The solutions are provided below but I really have no idea how I am supposed to arrive at these conclusions.

Thanks for your time and help!

Solutions
i) If b 6=/= 2a, unique solution x = (b+10)/(b+2a) , y = (5-a)/(b+2a)
ii) If b = -2a : no solution if a =/= 5;
iii) If a = 5 the solutions are x = 1 + 2t, y = t
These are "linear" equations, the equations of straight lines.
You need to understand what linear equations are first.

Then, the equations have a unique solution if their slopes are different,
because they will therefore intersect at a single point.
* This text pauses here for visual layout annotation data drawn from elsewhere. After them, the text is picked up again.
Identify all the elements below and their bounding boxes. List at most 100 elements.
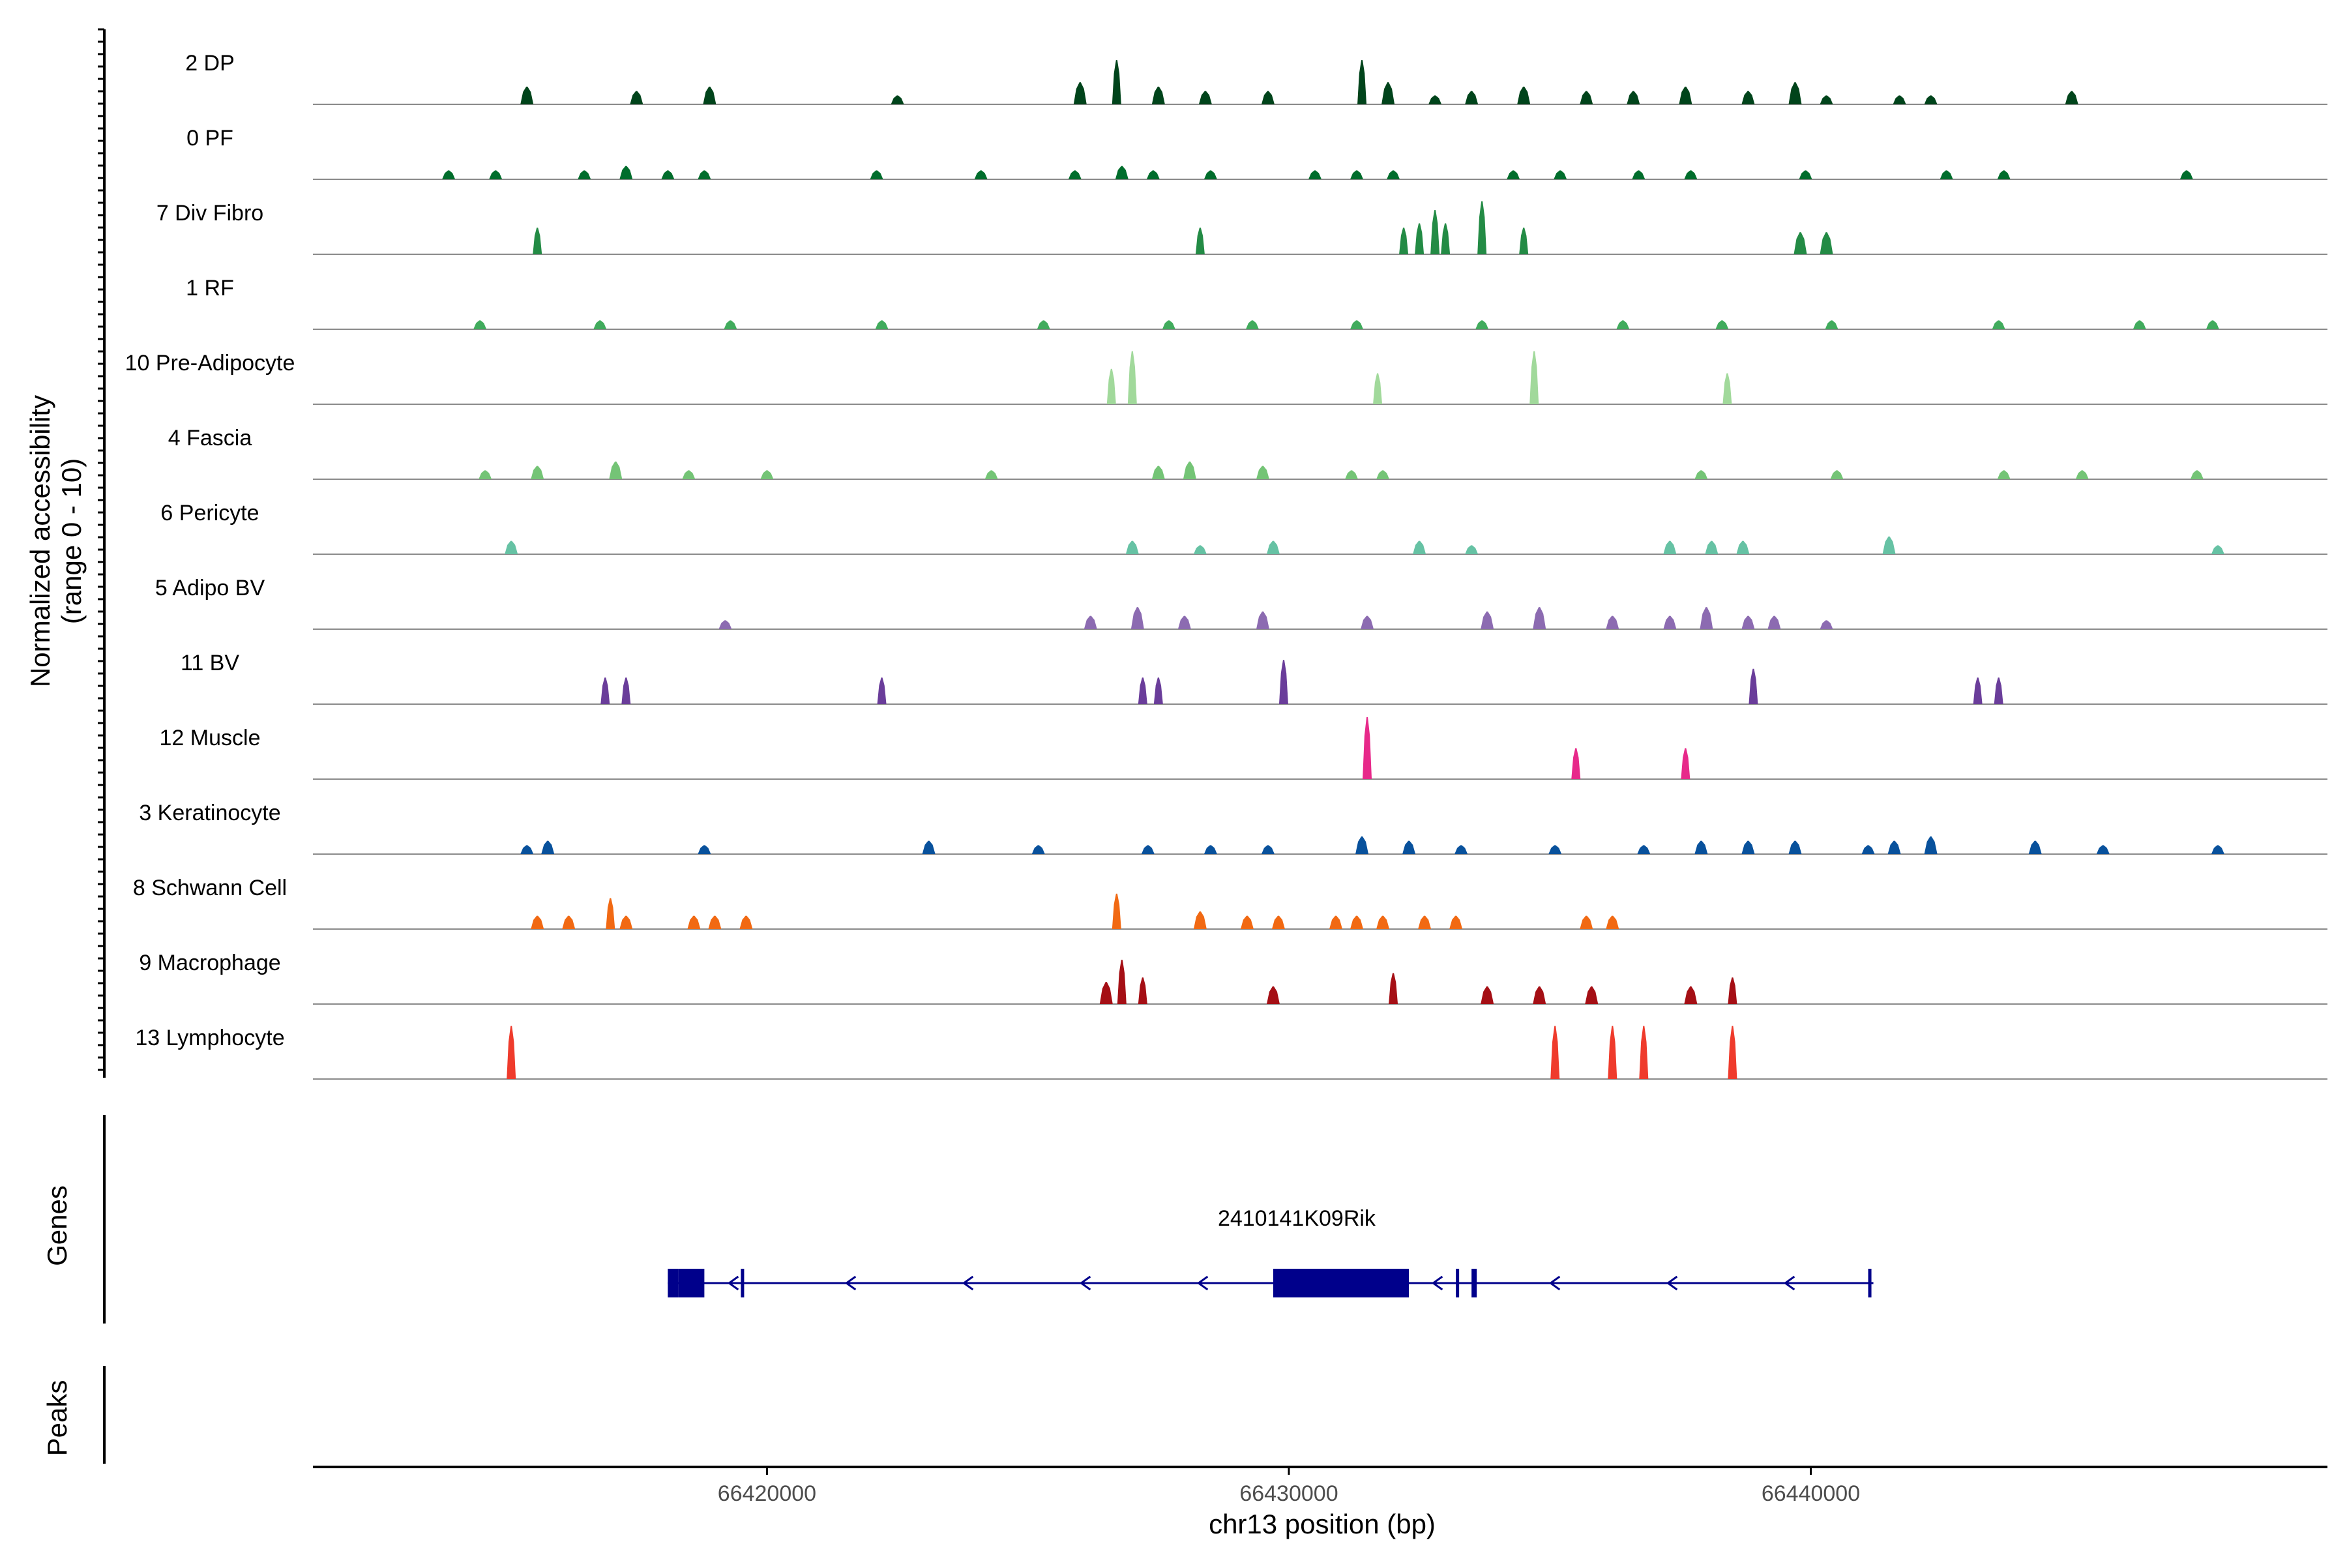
peak-mark xyxy=(1533,986,1546,1004)
gene-exon xyxy=(741,1269,745,1297)
peak-mark xyxy=(1700,607,1713,629)
peak-mark xyxy=(1580,915,1593,929)
peak-mark xyxy=(1749,668,1758,704)
peak-mark xyxy=(1130,607,1144,629)
x-tick-label: 66440000 xyxy=(1762,1481,1860,1506)
peak-mark xyxy=(1580,91,1593,104)
peak-mark xyxy=(1361,615,1374,629)
peak-mark xyxy=(891,95,904,104)
track-label: 5 Adipo BV xyxy=(155,576,265,600)
peak-mark xyxy=(1112,893,1121,929)
peak-mark xyxy=(1138,677,1147,704)
peak-mark xyxy=(1151,86,1165,104)
peak-mark xyxy=(1639,1026,1649,1079)
peak-mark xyxy=(1788,82,1802,104)
gene-label: 2410141K09Rik xyxy=(1218,1206,1376,1231)
peak-mark xyxy=(1389,973,1398,1004)
peak-mark xyxy=(1997,470,2011,479)
peak-mark xyxy=(533,228,542,254)
gene-exon xyxy=(668,1269,679,1297)
gene-exon xyxy=(1471,1269,1477,1297)
peak-mark xyxy=(1973,677,1983,704)
peak-mark xyxy=(1115,166,1129,179)
peak-mark xyxy=(1679,86,1692,104)
peak-mark xyxy=(1507,170,1520,179)
peak-mark xyxy=(1125,540,1139,554)
peak-mark xyxy=(593,320,607,329)
track-label: 9 Macrophage xyxy=(139,951,280,975)
peak-mark xyxy=(1465,91,1479,104)
peak-mark xyxy=(1373,373,1383,404)
peak-mark xyxy=(1940,170,1953,179)
peak-mark xyxy=(1830,470,1844,479)
peak-mark xyxy=(520,845,534,854)
peak-mark xyxy=(1415,223,1424,254)
peak-mark xyxy=(606,898,615,929)
peak-mark xyxy=(1924,836,1938,854)
peak-mark xyxy=(1825,320,1838,329)
peak-mark xyxy=(505,540,518,554)
peak-mark xyxy=(739,915,753,929)
peak-mark xyxy=(1068,170,1082,179)
peak-mark xyxy=(1112,60,1121,104)
y-axis-title-line-1: Normalized accessibility xyxy=(25,395,55,687)
peak-mark xyxy=(682,470,696,479)
peak-mark xyxy=(1345,470,1359,479)
track-8-schwann-cell: 8 Schwann Cell xyxy=(133,876,2327,930)
peak-mark xyxy=(1261,91,1275,104)
peak-mark xyxy=(1381,82,1395,104)
peak-mark xyxy=(1533,607,1546,629)
track-label: 6 Pericyte xyxy=(160,501,259,525)
peak-mark xyxy=(1728,977,1737,1004)
peak-mark xyxy=(1684,170,1698,179)
peak-mark xyxy=(1350,320,1364,329)
track-label: 8 Schwann Cell xyxy=(133,876,287,900)
peak-mark xyxy=(2096,845,2110,854)
track-label: 0 PF xyxy=(186,126,233,151)
peak-mark xyxy=(1681,748,1690,779)
strand-arrow xyxy=(1783,1275,1795,1291)
peak-mark xyxy=(1256,611,1269,629)
gene-exon xyxy=(1868,1269,1872,1297)
peak-mark xyxy=(609,461,623,479)
strand-arrow xyxy=(1666,1275,1678,1291)
peak-mark xyxy=(1475,320,1489,329)
track-label: 13 Lymphocyte xyxy=(135,1026,284,1050)
peak-mark xyxy=(1127,351,1137,404)
peak-mark xyxy=(1882,536,1896,554)
peak-mark xyxy=(1141,845,1155,854)
peak-mark xyxy=(698,845,711,854)
track-10-pre-adipocyte: 10 Pre-Adipocyte xyxy=(125,351,2327,405)
peak-mark xyxy=(1715,320,1729,329)
peak-mark xyxy=(1684,986,1698,1004)
peak-mark xyxy=(1117,960,1127,1004)
peak-mark xyxy=(1245,320,1259,329)
peak-mark xyxy=(531,915,544,929)
peak-mark xyxy=(1585,986,1599,1004)
peak-mark xyxy=(1428,95,1442,104)
peak-mark xyxy=(1203,170,1217,179)
peak-mark xyxy=(1031,845,1045,854)
peak-mark xyxy=(507,1026,516,1079)
peak-mark xyxy=(1402,840,1416,854)
peak-mark xyxy=(1146,170,1160,179)
peak-mark xyxy=(698,170,711,179)
track-11-bv: 11 BV xyxy=(181,651,2327,705)
peak-mark xyxy=(1994,677,2003,704)
track-9-macrophage: 9 Macrophage xyxy=(139,951,2327,1005)
peak-mark xyxy=(2133,320,2146,329)
peak-mark xyxy=(2075,470,2089,479)
peak-mark xyxy=(1741,840,1755,854)
track-6-pericyte: 6 Pericyte xyxy=(160,501,2327,555)
peak-mark xyxy=(1329,915,1343,929)
peak-mark xyxy=(1861,845,1875,854)
peak-mark xyxy=(2028,840,2042,854)
x-tick-label: 66420000 xyxy=(718,1481,816,1506)
peak-mark xyxy=(2190,470,2204,479)
peak-mark xyxy=(619,166,633,179)
track-label: 1 RF xyxy=(186,276,234,301)
gene-exon xyxy=(678,1269,705,1297)
gene-exon xyxy=(1456,1269,1460,1297)
peak-mark xyxy=(1616,320,1630,329)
To find their slopes, write the equations in the form y=mx+c, as "m" is the slope, the multiplier of x in this form.

$\displaystyle x-2y=1\Rightarrow\ x=1+2y\Rightarrow\ x-1=2y\Rightarrow\ y=\frac{1}{2}x-\frac{1}{2}$

$\displaystyle ax+by=5\Rightarrow\ by=5-ax\Rightarrow\ y=-\frac{a}{b}x+\frac{5}{b}$

These slopes are different if $\displaystyle -\frac{a}{b}\ \ne\ \frac{1}{2}$

which gives a unique solution for $\displaystyle -b\ \ne\ 2a$

To obtain the co-ordinates of the point of intersection of the lines...

$\displaystyle x=1+2y$

$\displaystyle x=\frac{5-by}{a}$

$\displaystyle \Rightarrow\ (1+2y)a=5-by\Rightarrow\ 2ay+by=5-a$

from which the values of x and y follow.

There is no solution if the lines are parallel and do not touch.

$\displaystyle 5(x-2y)=5(1)=5$

This is still the equation of the first line

$\displaystyle 5x-10y=5\Rightarrow\ y=\frac{5}{10}x+\frac{5}{10}$ is the first line

$\displaystyle ax+by=5\Rightarrow\ y=-\frac{a}{b}x-\frac{5}{b}$ is the second line.

For the slopes to be equal, $\displaystyle -\frac{a}{b}=\frac{5}{10}\Rightarrow\ b=-2a$

This will cause the lines to be the same (touching at all points) if a=5,
hence "a" must not be 5.

There is an infinite number of solutions if $\displaystyle a=5$ and $\displaystyle b=-2a$

as the equations will be the equations of the same line.

Then for y being any value "t", x will be 1+2y=1+2t

3. Oh well; below is another lengthy response.

The special case occurs when the pair of coefficients of x and y from the first equation is proportional to the pair from the second equation. In this case, this means (1, -2) is proportional to (a, b), which in turn means that there is a number k such that k * 1 = a and k * (-2) = b. If the equations are proportional in this way, then there is only one equation (more precisely, left part) because an equation can be multiplied by an arbitrary number.

Now, the right-hand sides determine whether the system has zero or infinitely many solutions in this special case. If not only the pairs but the whole triples (1, -2, 1) and (a, b, 5) are proportional, then there is literally only one equation. If a = 5 and b = -10, then the second equation is the first multiplied by 5, so it does not add any information. Then x = 1 + 2y, and for every y there is a corresponding x, i.e., there are infinitely many solutions.

If the triples are not proportional, i.e., when we still have k * 1 = a and k * (-2) = b but k * 1 <> 5, then there are no solutions. Indeed, multiplying the first equation by k we get ax + by = k, while the second equation says ax + by = 5 -- a contradiction.

Finally, if (1, -2) and (a, b) are not proportional, then there is exactly one solution. It can be found by isolating x in the first equation and substituting it into the second one.

It's left to you to express the phrase "(1, -2) and (a, b) are proportional" as an equation. Note that when this equation is false, it guarantees that the denominator of the solution for x and y is not zero.

4. Yet a third answer saying basically the same thing!

To determine for what values of a and b
x - 2y = 1
ax + by = 5
has or has not an answer, try solving the equations.

Multiply the first equation by b to get bx- 2by= b. Multiply the second equation by 2 to get 2ax+ 2by= 10.

The point of that is that now y has the same coefficient, 2b, both positive and negative. Adding these two equations will eliminate b: (bx- 2by)+ (2ax+ 2by)= bx+ 2ax= (b+ 2a)x= 10+ b. Now divide both sides by b+ 2a to get $\displaystyle x= \frac{10+ b}{b+ 2a}$.

If $\displaystyle b+ 2a\ne 0$ we can do that and get "the" answer- a unique solution.

If $\displaystyle b+ 2a= 0$ the equation becomes 0x= 10+ b and then there are two possibilities:
i) 10+ b= 0 so the equation says 0x= 0 which is true no matter what x is. There are an infinite number of solutions.
ii) $\displaystyle 10+ b\ne 0$ so the equations says 0x= non-zero which is impossible. There is no solution.